Infection with Brucella canis in dogs leads to abortion, infection of the sexual organs in males, and infertility. The disease occurs throughout the world and primarily affects dogs. It spreads rapidly among closely confined dogs. Infection is transmitted through ingestion of contaminated materials or via sexual transmission. Both sexes appear to be equally susceptible. The primary sign of the infection in females is abortion during the last trimester of pregnancy without previous signs of abnormality. Abortion may occur during subsequent pregnancies.

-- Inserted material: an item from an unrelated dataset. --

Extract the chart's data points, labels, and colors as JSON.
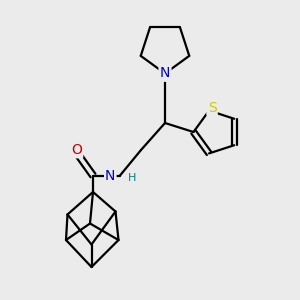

In males, the primary signs of infection are inflammation of the epididymides or testicles and reluctance to mate because of this inflammation. Transmission of brucellosis from dogs to humans occurs, but is quite rare. In humans, the disease can be very serious.

Brucellosis caused by Brucella abortus, B. suis, or B. melitensis is relatively rare in dogs. In cases that do occur, the dogs are usually around livestock, as they are the primary source of those strains of the bacteria.

The disease is diagnosed through laboratory tests. Spread of infection is controlled through isolation of infected dogs. Brucellosis is very difficult to treat successfully, and euthanasia of infected dogs is often recommended. In some states, cases of brucellosis must be reported to the health department. Dogs with a history of brucellosis cannot be bred.